Lo conoscevo. Non portava più il panama e l’abito bianco, ma qualche ora prima quello era stato il suo colore.

— Be’, salve — dissi. — Avrei dovuto immaginare che era lei.

La cameriera si stava già muovendo; lui la incoraggiò con un cenno poi mi sorrise ampiamente. — Allora, come va? — esclamò, col tono di una vecchia conoscenza di lavoro. Ma se conosceva il mio nome non ne fece uso, limitandosi a — Parecchio che non ci vediamo, eh? — e altre frivolezze senza aspettare che gli dessi risposta. Quando la cameriera ebbe preso la sua ordinazione e se ne fu andata, abbassò la voce: — Non è stato seguito fin qui. E in sala non c’è nessuno che la sorvegli. Possiamo parlare.

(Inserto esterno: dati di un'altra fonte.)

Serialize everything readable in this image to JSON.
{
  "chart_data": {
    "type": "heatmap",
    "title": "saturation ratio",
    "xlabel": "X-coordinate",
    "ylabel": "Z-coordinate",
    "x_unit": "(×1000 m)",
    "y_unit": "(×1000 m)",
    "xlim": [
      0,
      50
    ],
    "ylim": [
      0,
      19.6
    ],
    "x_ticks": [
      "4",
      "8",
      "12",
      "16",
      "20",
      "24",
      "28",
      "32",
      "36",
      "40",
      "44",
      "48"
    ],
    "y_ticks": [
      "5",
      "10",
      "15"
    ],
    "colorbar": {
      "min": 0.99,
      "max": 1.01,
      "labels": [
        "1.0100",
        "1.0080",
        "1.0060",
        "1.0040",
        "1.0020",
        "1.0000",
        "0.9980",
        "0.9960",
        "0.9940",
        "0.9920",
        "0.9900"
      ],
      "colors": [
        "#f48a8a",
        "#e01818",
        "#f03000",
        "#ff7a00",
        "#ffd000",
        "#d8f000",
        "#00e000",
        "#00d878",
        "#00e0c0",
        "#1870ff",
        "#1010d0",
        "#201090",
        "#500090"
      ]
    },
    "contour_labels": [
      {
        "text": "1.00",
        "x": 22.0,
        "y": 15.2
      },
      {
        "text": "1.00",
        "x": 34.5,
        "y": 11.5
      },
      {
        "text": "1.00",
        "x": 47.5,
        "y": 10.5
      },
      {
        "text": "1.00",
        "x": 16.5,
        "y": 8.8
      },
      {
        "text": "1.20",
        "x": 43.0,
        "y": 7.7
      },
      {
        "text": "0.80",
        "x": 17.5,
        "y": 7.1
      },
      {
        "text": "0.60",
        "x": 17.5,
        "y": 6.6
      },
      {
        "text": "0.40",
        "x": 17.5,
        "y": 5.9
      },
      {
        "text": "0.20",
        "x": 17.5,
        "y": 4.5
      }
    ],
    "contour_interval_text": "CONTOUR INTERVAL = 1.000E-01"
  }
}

Permisi a me stesso di tollerare ancora un po’ il mistero della faccenda. Raccolsi il mezzo sandwich e fra un boccone e l’altro lo studiai meglio. Decisi che aveva due, forse tre anni meno di me. Un volto aperto, lentigginoso, capelli color sabbia. Proprio il ragazzo della porta accanto, quello da cui non vi aspettereste mai atti meschini o comportamenti furtivi. Solo che si stava comportando parecchio furtivamente. — Di cosa stiamo per parlare? — chiesi, con la bocca piena di tonno e di mollica. — E con chi ho il piacere, comunque?

Ebbe un gesto impaziente. — Mi chiami Jimmy. Il nome non importa. Quel che conta è: cosa stava facendo ai Laboratori Daley?

— Ah, Jimmy! — sospirai tristemente. Rimisi nel piatto i resti del sandwich. — Questa è una cosa stupida — dissi. — Torni dall’Agente Capo Christophe e le dica che lo scherzetto non ha funzionato.